国税庁が公表した2023年度租税滞納状況によりますと、新規滞納発生額全体の5割超を占める消費税の新規滞納発生が大きく増加したことなどから、国税の滞納残高が4年連続で増加したことが明らかになりました。
処理の進展が図られない滞納案件については、差押債権取立訴訟や詐害行為取消訴訟といった国が原告となる訴訟を提起したり、滞納処分免脱罪による告発を活用して、国税庁では積極的に滞納整理に取り組んでおります。
なお、上記の「詐害行為取消訴訟」とは、国が滞納者と第三者との間における債権者(国)を害する法律行為の効力を否定して、滞納者から離脱した財産をその第三者から取り戻して滞納者に復帰させるために行うものをいいます。

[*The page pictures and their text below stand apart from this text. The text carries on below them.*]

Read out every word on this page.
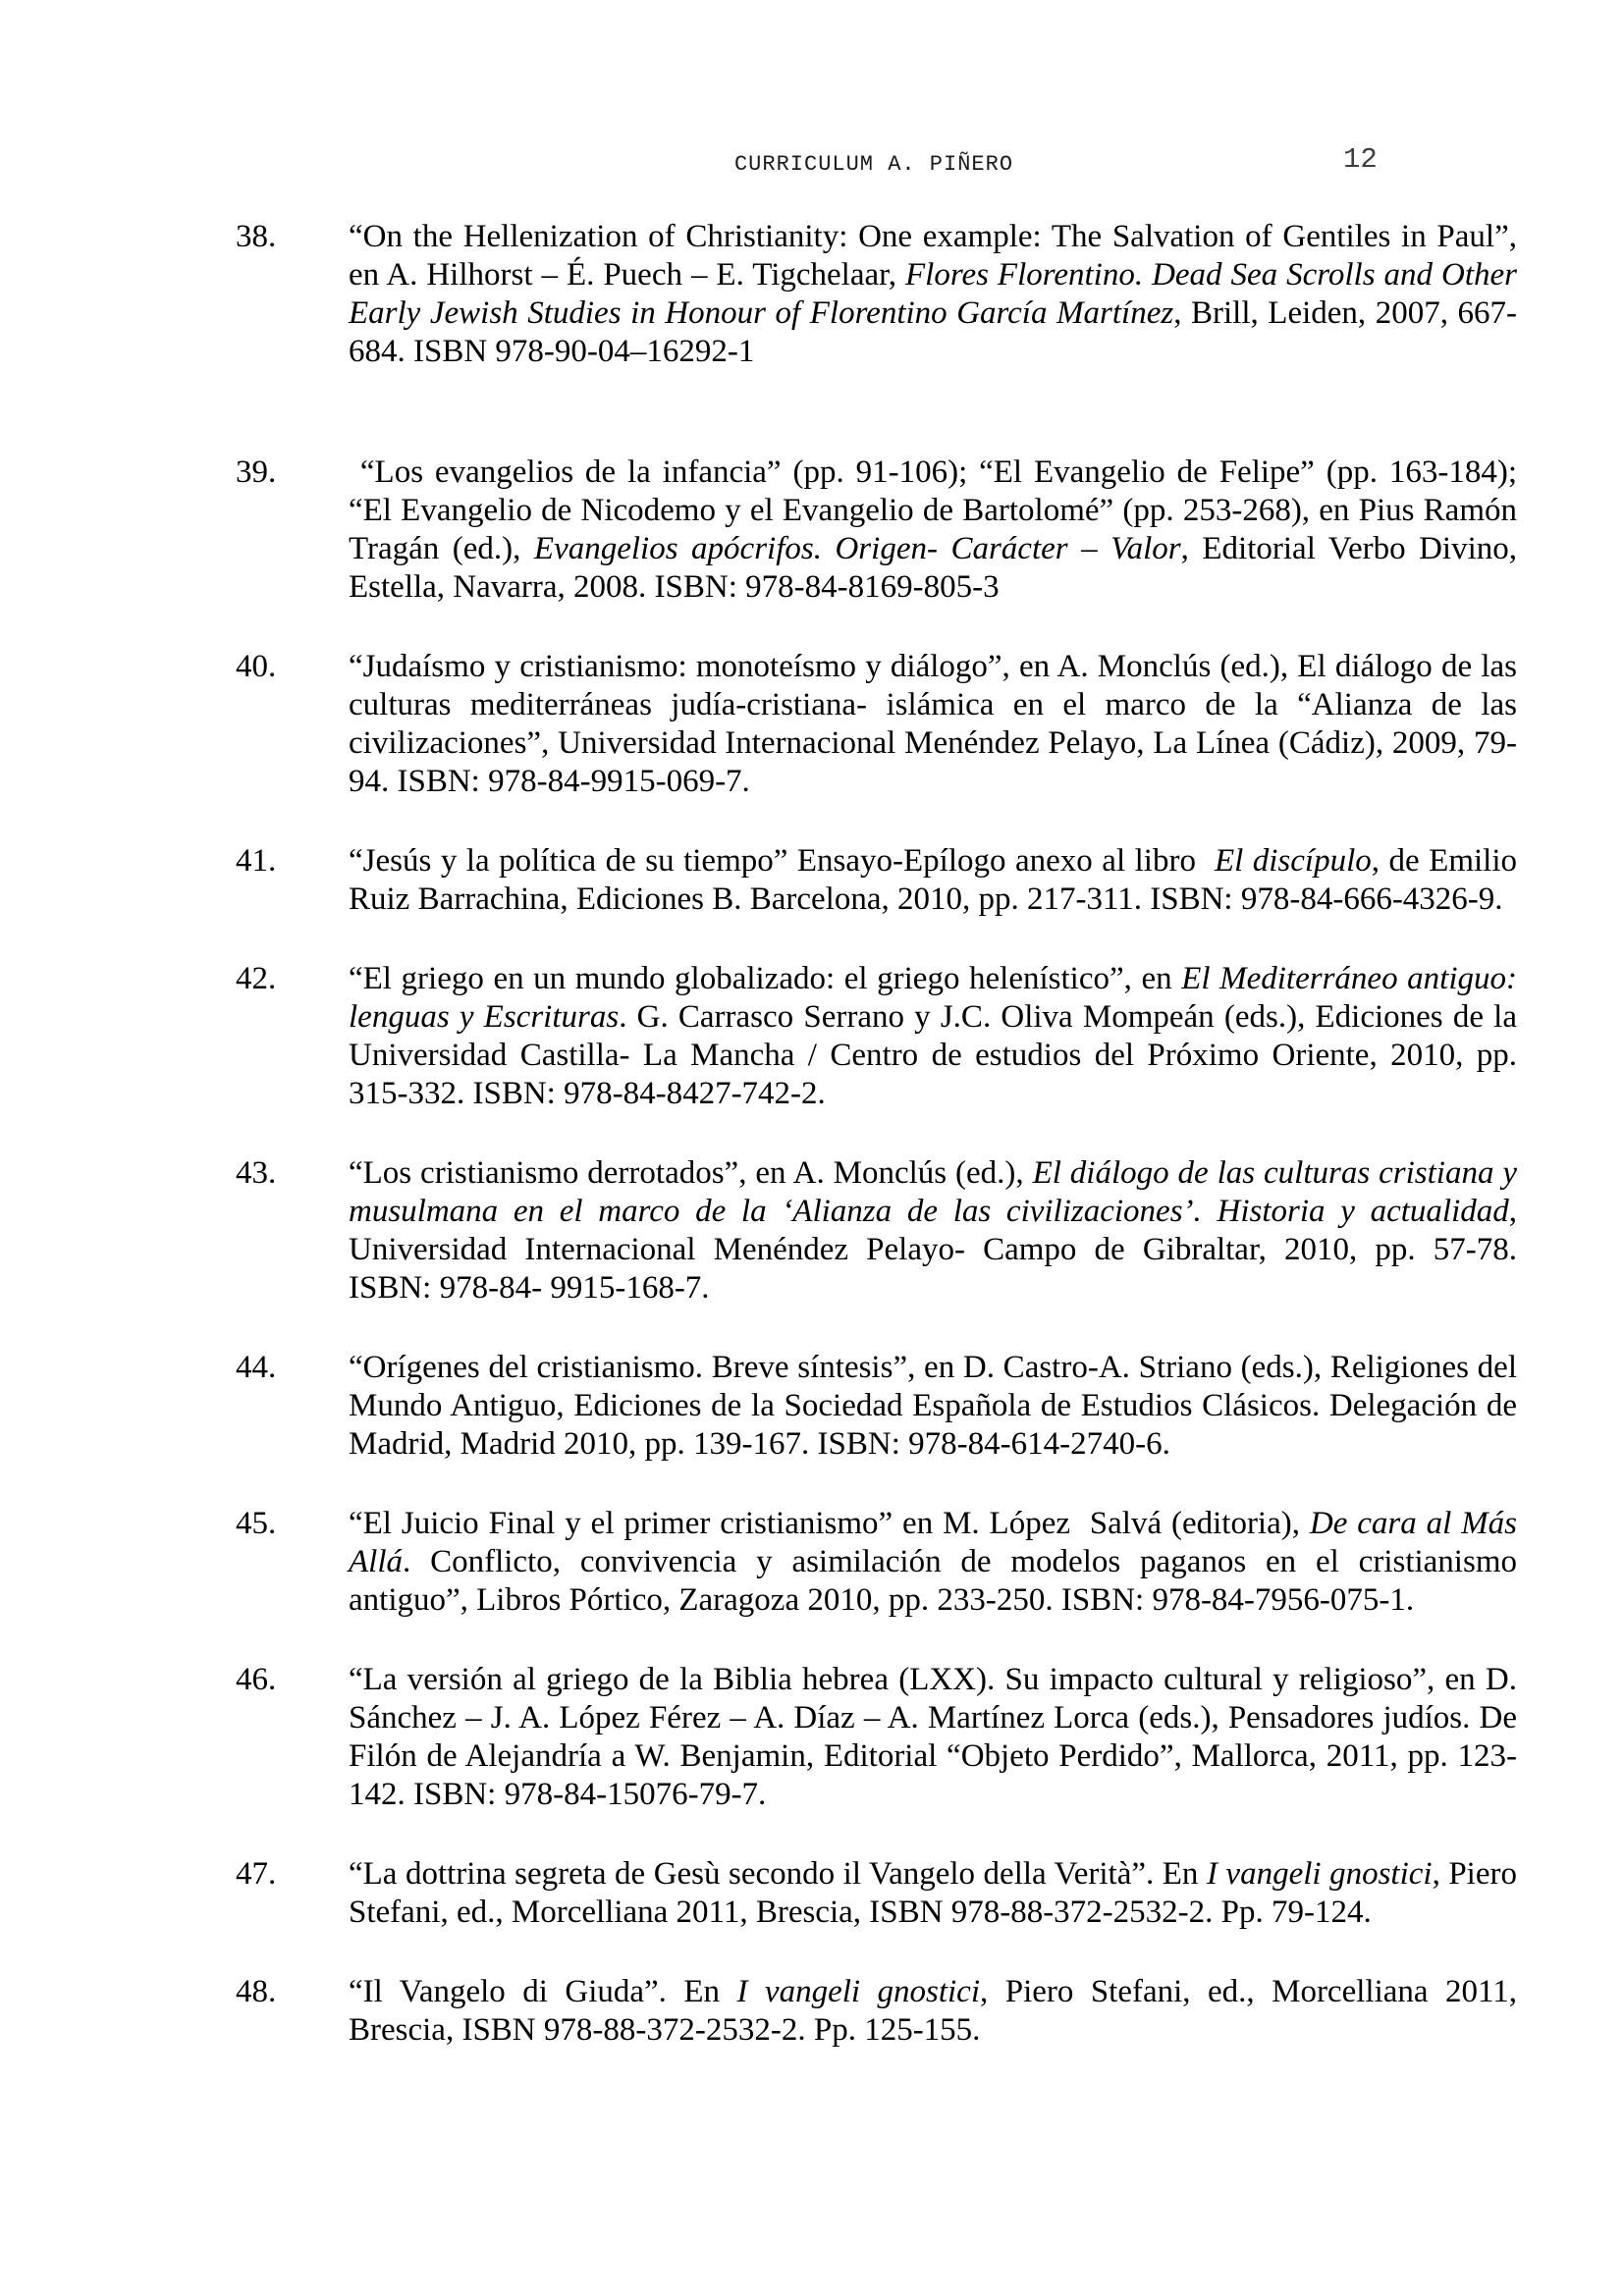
CURRICULUM A. PIÑERO	12
38.	“On the Hellenization of Christianity: One example: The Salvation of Gentiles in Paul”, en A. Hilhorst – É. Puech – E. Tigchelaar, Flores Florentino. Dead Sea Scrolls and Other Early Jewish Studies in Honour of Florentino García Martínez, Brill, Leiden, 2007, 667-684. ISBN 978-90-04–16292-1

39.	“Los evangelios de la infancia” (pp. 91-106); “El Evangelio de Felipe” (pp. 163-184); “El Evangelio de Nicodemo y el Evangelio de Bartolomé” (pp. 253-268), en Pius Ramón Tragán (ed.), Evangelios apócrifos. Origen- Carácter – Valor, Editorial Verbo Divino, Estella, Navarra, 2008. ISBN: 978-84-8169-805-3

40.	“Judaísmo y cristianismo: monoteísmo y diálogo”, en A. Monclús (ed.), El diálogo de las culturas mediterráneas judía-cristiana- islámica en el marco de la “Alianza de las civilizaciones”, Universidad Internacional Menéndez Pelayo, La Línea (Cádiz), 2009, 79-94. ISBN: 978-84-9915-069-7.

41.	“Jesús y la política de su tiempo” Ensayo-Epílogo anexo al libro  El discípulo, de Emilio Ruiz Barrachina, Ediciones B. Barcelona, 2010, pp. 217-311. ISBN: 978-84-666-4326-9.

42.	“El griego en un mundo globalizado: el griego helenístico”, en El Mediterráneo antiguo: lenguas y Escrituras. G. Carrasco Serrano y J.C. Oliva Mompeán (eds.), Ediciones de la Universidad Castilla- La Mancha / Centro de estudios del Próximo Oriente, 2010, pp. 315-332. ISBN: 978-84-8427-742-2.

43.	“Los cristianismo derrotados”, en A. Monclús (ed.), El diálogo de las culturas cristiana y musulmana en el marco de la ‘Alianza de las civilizaciones’. Historia y actualidad, Universidad Internacional Menéndez Pelayo- Campo de Gibraltar, 2010, pp. 57-78. ISBN: 978-84- 9915-168-7.

44.	“Orígenes del cristianismo. Breve síntesis”, en D. Castro-A. Striano (eds.), Religiones del Mundo Antiguo, Ediciones de la Sociedad Española de Estudios Clásicos. Delegación de Madrid, Madrid 2010, pp. 139-167. ISBN: 978-84-614-2740-6.

45.	“El Juicio Final y el primer cristianismo” en M. López  Salvá (editoria), De cara al Más Allá. Conflicto, convivencia y asimilación de modelos paganos en el cristianismo antiguo”, Libros Pórtico, Zaragoza 2010, pp. 233-250. ISBN: 978-84-7956-075-1.

46.	“La versión al griego de la Biblia hebrea (LXX). Su impacto cultural y religioso”, en D. Sánchez – J. A. López Férez – A. Díaz – A. Martínez Lorca (eds.), Pensadores judíos. De Filón de Alejandría a W. Benjamin, Editorial “Objeto Perdido”, Mallorca, 2011, pp. 123-142. ISBN: 978-84-15076-79-7.

47.	“La dottrina segreta de Gesù secondo il Vangelo della Verità”. En I vangeli gnostici, Piero Stefani, ed., Morcelliana 2011, Brescia, ISBN 978-88-372-2532-2. Pp. 79-124.

48.	“Il Vangelo di Giuda”. En I vangeli gnostici, Piero Stefani, ed., Morcelliana 2011, Brescia, ISBN 978-88-372-2532-2. Pp. 125-155.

また、原告訴訟に関しては、2023年度は前年度を2件上回る139件の訴訟を提起し、訴訟の内訳は、「供託金取立等」1件、「差押債権取立」7件、「その他(債権届出など)」129件のほか、悪質な事案で用いられる「名義変更・詐害行為」が2件ありました。
そして、財産の隠ぺいなどにより滞納処分の執行を免れようとする悪質な滞納者に対しては、「滞納処分免脱罪」の告発を行うなど、厳正に対処し、2023年度は8件(16人(社))を告発しました。
悪質な滞納事例では、滞納処分の執行を免れるため、取引先に対し、工事代金等を代表者の息子等名義の預金口座に振込入金させて財産を隠蔽した行為について、滞納処分免脱罪により告発した事例が挙がっております。
滞納法人の取締役(代表者の妻)は、徴収職員に対し、滞納法人は廃業したと虚偽の説明を行い、代表者と取締役は共謀し、滞納法人の取引先に依頼して、滞納法人の工事代金等を両者の息子等の名義の預金口座に振り込ませました。
国税当局は、工事代金等を両者の息子等の名義の預金口座に振り込ませた行為が滞納法人に対する滞納処分の執行を免れる目的でされた財産の隠蔽に該当すると判断し、滞納法人、代表者及び取締役を国税徴収法違反(滞納処分免脱罪)で告発しました。
その他、海外への財産の移転などによる国際的な滞納事案に対しても、国税庁では租税条約に基づく徴収共助の要請を確実に行うなどしております。
今後の動向に注目です。
(注意)
上記の記載内容は、令和6年9月16日現在の情報に基づいて記載しております。
今後の動向によっては、税制、関係法令等、税務の取扱い等が変わる可能性が十分ありますので、記載の内容・数値等は将来にわたって保証されるものではありません。